Julie Andrews is most known for her performances in the strong female roles Maria Von Trapp and Mary Poppins in the two classic films Mary Poppins and The Sound of Music. Her well-known singing voice, however, was jeopardized when she discovered a cyst in her vocal cord. Since the operation, her voice has not sounded the same.
After doctors were amazed by her amazing four-octave vocal range and an almost “adult larynx” when she was only a child, Dame Andrews was devastated to find that she needed surgery to remove a benign tumor. The singer’s operation also affected her mental health; she felt it was just a “regular treatment” after experiencing voice problems while performing on Broadway in 1997.
In 2015, the 85-year-old revealed more information about the treatment, noting that it corrected a “weak spot.” She agreed to the surgery in New York City after specialists promised her that it would not impair her ability to sing. But when she awoke, the voice that many people had grown to know and love was gone.
“I don’t think she’ll sing again,” her late husband, Blake Edwards, said in an interview in 1988. That is an absolute tragedy. The singer’s once-impressive, the crystal-clear voice had been altered to a rasp, putting the rest of her career in jeopardy.
In 2019, the celebrity pondered the incident and said, “I sank into despair. I felt as though I’d forgotten who I was.” In 1999, Dame Andrews filed a lawsuit against her medical personnel and the hospital where the procedure was performed.
According to her, the surgery “ruined her capacity to sing” and stopped her from working as a musical artist. She alleged that doctors failed to discuss the procedure’s risks sufficiently. Even though the two parties reached a verified settlement in 2000, Dame Andrews’ former singing voice was not replaced.
After surgery, Dame Andrews bravely endeavored to reclaim her singing voice. She accomplished this through voice training and a second surgery to lengthen the remnant vocal tissue and remove part of the scar tissue. This, however, merely aided her speaking voice.
Ineffective surgery was common in the 1990s, and it frequently involved the use of forceps and lasers, both of which presented a considerable danger of scarring the vocal cords.
After seeking treatment and confiding in a friend, Barbara Walters, the actress gradually accepted that her vocals would not change.
For solace, she turned to writing children’s books, and most recently, she gave the voice to Lady Whistledown in the immensely hit Netflix series Bridgerton.
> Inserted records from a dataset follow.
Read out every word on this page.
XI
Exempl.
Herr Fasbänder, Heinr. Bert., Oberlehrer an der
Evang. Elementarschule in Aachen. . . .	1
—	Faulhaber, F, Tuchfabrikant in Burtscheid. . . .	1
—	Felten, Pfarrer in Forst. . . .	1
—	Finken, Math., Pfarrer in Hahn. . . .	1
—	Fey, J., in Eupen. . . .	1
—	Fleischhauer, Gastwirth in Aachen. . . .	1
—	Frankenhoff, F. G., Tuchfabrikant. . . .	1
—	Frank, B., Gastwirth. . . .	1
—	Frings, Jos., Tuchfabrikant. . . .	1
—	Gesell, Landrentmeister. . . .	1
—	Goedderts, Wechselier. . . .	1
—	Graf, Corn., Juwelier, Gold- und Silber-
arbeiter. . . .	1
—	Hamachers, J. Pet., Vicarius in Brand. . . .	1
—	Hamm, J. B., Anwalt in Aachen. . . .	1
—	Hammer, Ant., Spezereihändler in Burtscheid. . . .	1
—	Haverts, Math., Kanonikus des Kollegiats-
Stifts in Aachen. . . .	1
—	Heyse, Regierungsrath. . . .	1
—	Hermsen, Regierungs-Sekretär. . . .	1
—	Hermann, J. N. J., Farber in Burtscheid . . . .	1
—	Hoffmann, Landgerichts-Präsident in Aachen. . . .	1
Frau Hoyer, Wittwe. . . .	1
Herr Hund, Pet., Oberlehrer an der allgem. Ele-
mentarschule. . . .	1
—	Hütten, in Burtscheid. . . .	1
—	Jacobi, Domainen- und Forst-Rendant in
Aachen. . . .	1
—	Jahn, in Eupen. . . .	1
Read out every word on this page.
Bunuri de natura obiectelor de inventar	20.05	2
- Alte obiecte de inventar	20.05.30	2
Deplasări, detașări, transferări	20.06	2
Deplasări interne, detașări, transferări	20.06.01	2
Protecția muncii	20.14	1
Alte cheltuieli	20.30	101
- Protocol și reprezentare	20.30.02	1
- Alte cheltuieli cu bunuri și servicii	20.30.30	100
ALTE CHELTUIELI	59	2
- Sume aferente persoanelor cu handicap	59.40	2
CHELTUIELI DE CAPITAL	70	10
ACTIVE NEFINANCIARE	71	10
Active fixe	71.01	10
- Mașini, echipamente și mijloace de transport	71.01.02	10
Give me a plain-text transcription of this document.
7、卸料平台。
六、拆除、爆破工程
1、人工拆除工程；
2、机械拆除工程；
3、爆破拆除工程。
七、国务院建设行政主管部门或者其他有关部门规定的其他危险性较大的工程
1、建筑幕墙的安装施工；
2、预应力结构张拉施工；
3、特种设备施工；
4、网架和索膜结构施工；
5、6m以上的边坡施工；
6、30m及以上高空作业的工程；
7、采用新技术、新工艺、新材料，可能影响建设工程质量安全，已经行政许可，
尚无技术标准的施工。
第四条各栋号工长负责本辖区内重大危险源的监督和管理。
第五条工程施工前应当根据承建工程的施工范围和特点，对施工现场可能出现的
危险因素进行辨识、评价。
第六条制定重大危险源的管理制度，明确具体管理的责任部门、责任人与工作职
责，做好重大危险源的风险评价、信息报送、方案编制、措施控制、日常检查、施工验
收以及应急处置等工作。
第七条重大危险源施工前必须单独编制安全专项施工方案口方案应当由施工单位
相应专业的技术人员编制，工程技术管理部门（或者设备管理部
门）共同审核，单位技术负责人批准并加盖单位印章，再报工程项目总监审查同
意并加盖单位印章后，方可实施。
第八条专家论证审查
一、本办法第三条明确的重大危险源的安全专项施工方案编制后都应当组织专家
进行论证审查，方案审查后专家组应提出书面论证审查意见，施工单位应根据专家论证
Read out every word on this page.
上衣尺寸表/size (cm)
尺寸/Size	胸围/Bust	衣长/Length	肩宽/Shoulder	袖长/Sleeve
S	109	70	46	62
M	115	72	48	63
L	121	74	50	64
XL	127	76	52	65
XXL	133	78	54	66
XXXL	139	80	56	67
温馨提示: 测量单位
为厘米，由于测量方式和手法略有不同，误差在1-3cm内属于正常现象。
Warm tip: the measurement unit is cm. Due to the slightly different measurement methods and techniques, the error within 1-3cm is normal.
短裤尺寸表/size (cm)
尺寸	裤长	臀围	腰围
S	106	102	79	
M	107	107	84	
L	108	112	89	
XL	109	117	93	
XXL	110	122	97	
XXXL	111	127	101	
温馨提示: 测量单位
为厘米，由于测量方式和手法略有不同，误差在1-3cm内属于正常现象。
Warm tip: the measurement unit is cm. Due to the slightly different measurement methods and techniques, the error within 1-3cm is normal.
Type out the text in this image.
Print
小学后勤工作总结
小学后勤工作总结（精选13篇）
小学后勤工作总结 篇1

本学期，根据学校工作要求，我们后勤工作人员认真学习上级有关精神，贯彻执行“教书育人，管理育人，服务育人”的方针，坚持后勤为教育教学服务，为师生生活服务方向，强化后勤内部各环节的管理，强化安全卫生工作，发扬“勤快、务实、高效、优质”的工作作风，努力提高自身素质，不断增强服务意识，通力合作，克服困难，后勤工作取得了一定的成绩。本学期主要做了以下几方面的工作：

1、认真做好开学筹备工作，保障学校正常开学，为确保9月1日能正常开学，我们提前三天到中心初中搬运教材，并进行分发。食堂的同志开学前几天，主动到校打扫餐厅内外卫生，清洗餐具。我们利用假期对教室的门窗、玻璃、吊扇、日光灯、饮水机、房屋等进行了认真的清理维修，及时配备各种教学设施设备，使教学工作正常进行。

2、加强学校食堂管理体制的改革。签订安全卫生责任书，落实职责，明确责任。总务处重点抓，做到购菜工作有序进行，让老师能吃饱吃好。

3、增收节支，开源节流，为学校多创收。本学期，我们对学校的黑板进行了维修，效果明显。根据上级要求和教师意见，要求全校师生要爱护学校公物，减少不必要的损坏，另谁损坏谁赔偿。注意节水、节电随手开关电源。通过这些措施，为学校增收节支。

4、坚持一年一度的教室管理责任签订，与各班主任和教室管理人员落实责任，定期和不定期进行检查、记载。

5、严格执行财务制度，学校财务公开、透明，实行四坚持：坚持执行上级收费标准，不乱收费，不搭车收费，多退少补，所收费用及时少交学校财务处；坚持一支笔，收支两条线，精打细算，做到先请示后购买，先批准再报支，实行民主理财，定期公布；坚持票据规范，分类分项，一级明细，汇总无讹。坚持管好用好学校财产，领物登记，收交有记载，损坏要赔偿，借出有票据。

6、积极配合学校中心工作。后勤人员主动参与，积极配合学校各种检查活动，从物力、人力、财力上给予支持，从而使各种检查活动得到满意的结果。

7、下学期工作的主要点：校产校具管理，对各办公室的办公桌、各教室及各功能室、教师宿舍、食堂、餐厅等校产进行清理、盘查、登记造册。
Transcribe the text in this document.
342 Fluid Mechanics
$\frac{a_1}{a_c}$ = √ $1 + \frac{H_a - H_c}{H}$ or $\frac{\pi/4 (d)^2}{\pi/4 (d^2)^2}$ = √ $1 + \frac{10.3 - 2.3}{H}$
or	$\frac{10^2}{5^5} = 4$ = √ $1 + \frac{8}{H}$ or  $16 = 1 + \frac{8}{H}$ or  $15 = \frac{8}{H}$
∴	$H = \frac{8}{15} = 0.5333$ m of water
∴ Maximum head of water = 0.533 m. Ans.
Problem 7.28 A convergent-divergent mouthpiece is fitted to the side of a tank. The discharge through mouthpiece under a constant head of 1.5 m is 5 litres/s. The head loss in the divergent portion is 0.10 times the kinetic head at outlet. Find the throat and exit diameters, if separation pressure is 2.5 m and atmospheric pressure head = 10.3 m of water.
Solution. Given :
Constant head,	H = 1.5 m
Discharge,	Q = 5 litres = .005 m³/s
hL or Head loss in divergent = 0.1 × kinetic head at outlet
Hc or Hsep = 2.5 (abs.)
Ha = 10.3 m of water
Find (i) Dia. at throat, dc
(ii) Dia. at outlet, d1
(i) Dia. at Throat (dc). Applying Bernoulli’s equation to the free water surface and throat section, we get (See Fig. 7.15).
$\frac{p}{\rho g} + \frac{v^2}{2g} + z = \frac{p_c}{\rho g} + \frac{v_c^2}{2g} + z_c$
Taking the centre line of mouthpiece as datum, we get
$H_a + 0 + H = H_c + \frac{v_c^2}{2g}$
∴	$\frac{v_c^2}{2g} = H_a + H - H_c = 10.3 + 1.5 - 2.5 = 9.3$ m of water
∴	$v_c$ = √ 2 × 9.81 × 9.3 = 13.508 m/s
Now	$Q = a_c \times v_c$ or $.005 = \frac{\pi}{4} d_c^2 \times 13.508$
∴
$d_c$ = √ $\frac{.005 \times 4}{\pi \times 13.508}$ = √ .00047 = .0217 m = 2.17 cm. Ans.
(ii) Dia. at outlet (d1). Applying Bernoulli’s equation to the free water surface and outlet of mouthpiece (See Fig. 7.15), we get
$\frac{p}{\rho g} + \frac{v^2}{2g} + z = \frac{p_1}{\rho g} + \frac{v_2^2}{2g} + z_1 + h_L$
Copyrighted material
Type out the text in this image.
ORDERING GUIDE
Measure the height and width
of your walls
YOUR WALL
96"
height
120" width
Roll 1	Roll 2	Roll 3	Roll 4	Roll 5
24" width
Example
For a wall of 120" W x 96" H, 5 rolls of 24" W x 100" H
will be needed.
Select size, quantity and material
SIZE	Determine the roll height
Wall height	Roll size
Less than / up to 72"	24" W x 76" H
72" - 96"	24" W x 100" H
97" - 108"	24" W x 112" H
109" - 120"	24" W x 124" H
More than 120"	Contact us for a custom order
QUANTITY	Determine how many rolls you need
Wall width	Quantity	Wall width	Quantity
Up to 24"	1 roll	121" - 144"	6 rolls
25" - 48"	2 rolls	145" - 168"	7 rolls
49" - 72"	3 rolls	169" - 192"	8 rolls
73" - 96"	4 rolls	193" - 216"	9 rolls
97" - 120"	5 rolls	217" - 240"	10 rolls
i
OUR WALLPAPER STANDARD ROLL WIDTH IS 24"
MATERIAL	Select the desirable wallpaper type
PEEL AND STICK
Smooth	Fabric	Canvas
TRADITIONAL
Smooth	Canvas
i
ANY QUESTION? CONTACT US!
What exactly are vocal cord nodules?
Vocal nodules occur as a result of trauma to the vocal folds. Forceful vocal fold collision causes vocal folds to enlarge. These enlargements, known colloquially as “soft nodules,” may worsen if left untreated. As a result of the continued injury, scar tissue forms.
Because the affected area stiffens, soft nodules lose their capacity to vibrate properly if not treated. At this stage, they transform into “hard nodules,” which are extremely difficult to treat.
According to Great Ormond Street Hospital, vocal cord nodules are rather common, and when a singer acquires one, it typically makes the news (GOSH).
They are caused by misuse of the voice in children, although they can afflict people of any age.
“Polyps are less common, and they, too, have a history of trauma or abuse.”
Nodules differ from vocal polyps. They are more numerous and commonly associated with smoking than singing. However, nodules and polyps can harm the body in the long run.
Symptoms and Warning Signs
The British Voice Association states that the first sign that nodules are growing is when voices become “cloudy” or husky. Vocals frequently lose brightness and pitch range as a result of the constant stress that opera singers submit their voices to.
When this occurs, a person’s speaking voice begins to shift. They may begin to sound noticeably harsh and breathy after frequent voice breaks.
Vocal rest and voice therapy are standard therapies for the condition. Surgery, like Dame Andrews, may be necessary if the nodules do not decrease or eliminate altogether.
Because of much improved surgical techniques, vocal folds are now retained. There’s no reason why people can’t recover entirely following surgery with some vocal treatment.
Symptoms associated with nodules may be a marker of laryngeal cancer in some cases.
Because this sickness affects the voice box, some patients may lose their ability to speak permanently.